Member of the Rajasthan Legislative Assembly
- In office 2003 - 2008
- Constituency: Deedwana
- In office 2013 - 2018
- Constituency: Deedwana
- Incumbent
- Assumed office December 2023
- Constituency: Deedwana

Personal details
- Born: 1 August 1964 (age 61)
- Party: Bharatiya Janata Party

= Yunus Khan (politician) =

Indian politician (born 1964)

Yunus Khan (born 1 August 1964), also known as Yoonus Khan, is an Indian politician belonging to the Bharatiya Janata Party. He was a cabinet minister in the government of Rajasthan under Vasundhara Raje ministry.

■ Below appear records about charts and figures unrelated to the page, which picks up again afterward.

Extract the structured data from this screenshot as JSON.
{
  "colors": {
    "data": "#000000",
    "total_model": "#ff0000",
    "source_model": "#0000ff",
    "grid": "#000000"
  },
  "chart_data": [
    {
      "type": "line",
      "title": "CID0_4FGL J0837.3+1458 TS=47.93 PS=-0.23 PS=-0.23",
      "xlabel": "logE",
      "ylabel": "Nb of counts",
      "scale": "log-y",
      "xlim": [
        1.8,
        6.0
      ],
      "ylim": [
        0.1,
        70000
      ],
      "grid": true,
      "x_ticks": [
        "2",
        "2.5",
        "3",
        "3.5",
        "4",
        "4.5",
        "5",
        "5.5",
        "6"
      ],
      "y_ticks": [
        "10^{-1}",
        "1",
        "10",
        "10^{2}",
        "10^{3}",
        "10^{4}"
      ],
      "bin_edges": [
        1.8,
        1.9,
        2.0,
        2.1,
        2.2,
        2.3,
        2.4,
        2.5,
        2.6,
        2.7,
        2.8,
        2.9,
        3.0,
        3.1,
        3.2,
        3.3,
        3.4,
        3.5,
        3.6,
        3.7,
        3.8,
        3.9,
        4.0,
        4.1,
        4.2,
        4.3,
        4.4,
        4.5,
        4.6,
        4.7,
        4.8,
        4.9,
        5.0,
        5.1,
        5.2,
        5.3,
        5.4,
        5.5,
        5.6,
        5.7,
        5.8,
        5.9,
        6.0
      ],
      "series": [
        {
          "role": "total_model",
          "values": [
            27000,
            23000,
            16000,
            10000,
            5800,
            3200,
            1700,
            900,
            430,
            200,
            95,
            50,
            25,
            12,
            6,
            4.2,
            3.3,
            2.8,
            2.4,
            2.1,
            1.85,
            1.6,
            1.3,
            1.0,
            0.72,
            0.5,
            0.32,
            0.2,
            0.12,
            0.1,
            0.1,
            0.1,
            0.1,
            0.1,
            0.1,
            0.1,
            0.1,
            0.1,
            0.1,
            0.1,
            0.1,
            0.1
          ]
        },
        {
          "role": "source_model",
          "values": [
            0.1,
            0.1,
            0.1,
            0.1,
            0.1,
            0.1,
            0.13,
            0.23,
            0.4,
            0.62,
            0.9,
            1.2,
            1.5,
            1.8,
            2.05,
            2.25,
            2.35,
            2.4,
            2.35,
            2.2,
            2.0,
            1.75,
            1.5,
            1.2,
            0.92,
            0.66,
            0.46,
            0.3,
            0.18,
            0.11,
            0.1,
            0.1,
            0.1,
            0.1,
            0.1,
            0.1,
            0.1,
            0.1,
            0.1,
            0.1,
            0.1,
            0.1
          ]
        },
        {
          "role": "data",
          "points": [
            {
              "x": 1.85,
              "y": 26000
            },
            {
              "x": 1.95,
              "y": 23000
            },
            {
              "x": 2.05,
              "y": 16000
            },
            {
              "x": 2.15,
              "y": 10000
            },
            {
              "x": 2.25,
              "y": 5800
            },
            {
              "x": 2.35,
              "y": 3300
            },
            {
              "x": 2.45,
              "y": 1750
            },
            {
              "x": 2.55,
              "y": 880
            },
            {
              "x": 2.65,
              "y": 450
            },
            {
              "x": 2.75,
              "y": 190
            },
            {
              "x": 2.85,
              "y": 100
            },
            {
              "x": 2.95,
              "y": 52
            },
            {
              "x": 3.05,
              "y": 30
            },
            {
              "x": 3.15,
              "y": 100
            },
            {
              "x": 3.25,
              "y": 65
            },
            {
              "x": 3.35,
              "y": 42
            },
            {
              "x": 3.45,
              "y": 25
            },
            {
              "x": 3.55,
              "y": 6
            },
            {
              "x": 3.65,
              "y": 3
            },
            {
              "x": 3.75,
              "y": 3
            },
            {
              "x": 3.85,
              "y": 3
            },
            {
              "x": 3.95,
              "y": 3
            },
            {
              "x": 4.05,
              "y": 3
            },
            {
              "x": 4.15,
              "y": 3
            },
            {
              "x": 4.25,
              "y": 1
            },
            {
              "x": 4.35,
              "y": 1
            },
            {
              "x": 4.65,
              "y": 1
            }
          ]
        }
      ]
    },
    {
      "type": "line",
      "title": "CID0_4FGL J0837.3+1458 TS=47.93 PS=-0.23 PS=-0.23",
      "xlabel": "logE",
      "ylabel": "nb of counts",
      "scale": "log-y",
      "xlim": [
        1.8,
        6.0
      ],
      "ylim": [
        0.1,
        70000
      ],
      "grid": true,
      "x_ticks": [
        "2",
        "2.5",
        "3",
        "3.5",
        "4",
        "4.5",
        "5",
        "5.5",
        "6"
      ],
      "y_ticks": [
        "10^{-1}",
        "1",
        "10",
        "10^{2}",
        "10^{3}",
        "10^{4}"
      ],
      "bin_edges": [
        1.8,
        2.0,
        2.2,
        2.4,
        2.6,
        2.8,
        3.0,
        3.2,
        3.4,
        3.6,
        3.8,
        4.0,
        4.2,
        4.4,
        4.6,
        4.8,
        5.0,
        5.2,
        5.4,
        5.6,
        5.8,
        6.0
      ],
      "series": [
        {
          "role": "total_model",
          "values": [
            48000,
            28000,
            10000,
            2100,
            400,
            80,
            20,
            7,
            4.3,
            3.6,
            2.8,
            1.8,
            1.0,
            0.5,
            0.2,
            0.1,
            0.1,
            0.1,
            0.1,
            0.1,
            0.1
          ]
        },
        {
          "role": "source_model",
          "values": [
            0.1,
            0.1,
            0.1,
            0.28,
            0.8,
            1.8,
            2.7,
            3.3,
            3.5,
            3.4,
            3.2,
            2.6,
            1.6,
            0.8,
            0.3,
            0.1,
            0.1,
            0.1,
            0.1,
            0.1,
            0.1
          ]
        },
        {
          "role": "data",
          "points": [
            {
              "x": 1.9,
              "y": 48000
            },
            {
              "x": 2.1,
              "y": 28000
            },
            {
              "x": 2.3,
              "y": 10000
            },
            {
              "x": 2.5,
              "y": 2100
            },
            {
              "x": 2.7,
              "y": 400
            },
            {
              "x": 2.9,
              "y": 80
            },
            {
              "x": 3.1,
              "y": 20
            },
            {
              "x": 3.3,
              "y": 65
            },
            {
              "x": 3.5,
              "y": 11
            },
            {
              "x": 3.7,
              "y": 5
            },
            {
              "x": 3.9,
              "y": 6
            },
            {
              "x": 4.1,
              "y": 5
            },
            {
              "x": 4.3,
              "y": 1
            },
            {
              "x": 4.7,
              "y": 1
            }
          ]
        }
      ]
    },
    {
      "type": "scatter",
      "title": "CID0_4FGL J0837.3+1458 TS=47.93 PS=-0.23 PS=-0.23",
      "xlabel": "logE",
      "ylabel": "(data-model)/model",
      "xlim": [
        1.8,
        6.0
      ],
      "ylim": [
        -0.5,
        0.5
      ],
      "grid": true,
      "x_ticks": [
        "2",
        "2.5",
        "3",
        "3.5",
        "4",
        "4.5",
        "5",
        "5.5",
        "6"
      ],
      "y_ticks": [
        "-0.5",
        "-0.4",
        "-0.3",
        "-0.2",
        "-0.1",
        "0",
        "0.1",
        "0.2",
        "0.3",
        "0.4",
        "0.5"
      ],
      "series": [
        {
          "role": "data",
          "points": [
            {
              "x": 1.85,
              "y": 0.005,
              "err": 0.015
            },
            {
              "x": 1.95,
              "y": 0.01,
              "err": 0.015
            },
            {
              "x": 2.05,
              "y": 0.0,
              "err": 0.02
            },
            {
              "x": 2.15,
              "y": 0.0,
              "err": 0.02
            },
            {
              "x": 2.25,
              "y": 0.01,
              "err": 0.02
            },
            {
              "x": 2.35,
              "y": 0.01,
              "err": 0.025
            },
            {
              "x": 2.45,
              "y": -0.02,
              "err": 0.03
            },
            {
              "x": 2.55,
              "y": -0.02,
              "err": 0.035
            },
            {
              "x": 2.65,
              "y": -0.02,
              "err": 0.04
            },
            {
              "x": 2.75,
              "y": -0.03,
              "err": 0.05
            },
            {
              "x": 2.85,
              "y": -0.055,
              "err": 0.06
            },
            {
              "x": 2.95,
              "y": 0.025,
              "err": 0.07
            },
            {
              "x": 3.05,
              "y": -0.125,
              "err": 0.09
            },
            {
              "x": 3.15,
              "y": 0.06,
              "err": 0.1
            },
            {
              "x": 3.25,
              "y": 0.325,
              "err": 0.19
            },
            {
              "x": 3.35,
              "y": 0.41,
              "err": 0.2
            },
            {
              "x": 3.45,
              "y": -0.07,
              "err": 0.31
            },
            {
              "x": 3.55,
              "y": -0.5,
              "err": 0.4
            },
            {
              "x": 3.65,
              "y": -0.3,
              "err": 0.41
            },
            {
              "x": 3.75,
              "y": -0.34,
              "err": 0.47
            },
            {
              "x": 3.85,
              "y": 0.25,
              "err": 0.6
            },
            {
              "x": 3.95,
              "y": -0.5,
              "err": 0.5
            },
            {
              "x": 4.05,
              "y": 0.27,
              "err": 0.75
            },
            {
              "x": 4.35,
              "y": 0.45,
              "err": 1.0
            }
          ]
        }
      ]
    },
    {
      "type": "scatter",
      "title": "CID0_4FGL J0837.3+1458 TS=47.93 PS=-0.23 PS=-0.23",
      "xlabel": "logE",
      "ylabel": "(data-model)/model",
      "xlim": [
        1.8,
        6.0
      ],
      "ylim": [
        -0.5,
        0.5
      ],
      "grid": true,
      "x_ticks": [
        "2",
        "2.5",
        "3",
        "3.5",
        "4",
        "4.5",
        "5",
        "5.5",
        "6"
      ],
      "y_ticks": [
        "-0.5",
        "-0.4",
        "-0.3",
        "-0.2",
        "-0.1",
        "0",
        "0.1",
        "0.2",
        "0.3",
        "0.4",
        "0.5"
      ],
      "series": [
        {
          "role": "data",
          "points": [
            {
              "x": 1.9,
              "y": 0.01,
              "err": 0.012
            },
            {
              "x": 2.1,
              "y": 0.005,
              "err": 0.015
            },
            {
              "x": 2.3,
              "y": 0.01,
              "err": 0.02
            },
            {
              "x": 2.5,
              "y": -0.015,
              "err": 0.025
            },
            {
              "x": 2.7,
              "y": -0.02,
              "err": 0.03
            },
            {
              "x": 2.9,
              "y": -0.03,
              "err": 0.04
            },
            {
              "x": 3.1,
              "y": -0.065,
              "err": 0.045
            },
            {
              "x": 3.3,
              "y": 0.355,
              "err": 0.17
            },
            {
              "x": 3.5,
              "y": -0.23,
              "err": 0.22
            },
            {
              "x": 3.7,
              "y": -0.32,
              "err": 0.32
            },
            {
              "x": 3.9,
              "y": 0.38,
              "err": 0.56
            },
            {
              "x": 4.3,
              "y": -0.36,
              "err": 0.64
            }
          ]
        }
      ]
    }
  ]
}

He has been elected to the Rajasthan Legislative Assembly for third term in 2023, previously elected in 2003 and 2013 from Deedwana constituency.

==Personal life==
Khan was born to Taju Khan. He is post graduate and did his Master of Commerce from Rajasthan University, Jaipur in 1986. Khan is a farmer by profession.

==Political career==
In the 2018 Rajasthan Assembly election, Khan ran against Sachin Pilot from Tonk, and lost the election. Pilot received 109,040 votes and Khan received 54,861. In the Vidhan Sabha election of 2023, Khan left the BJP Party, ran as an independent candidate from the district headquarters Didwana, and won against the major political parties. He defeated Jeetendera Singh of BJP and Chetan Dudi of Indian National Congress.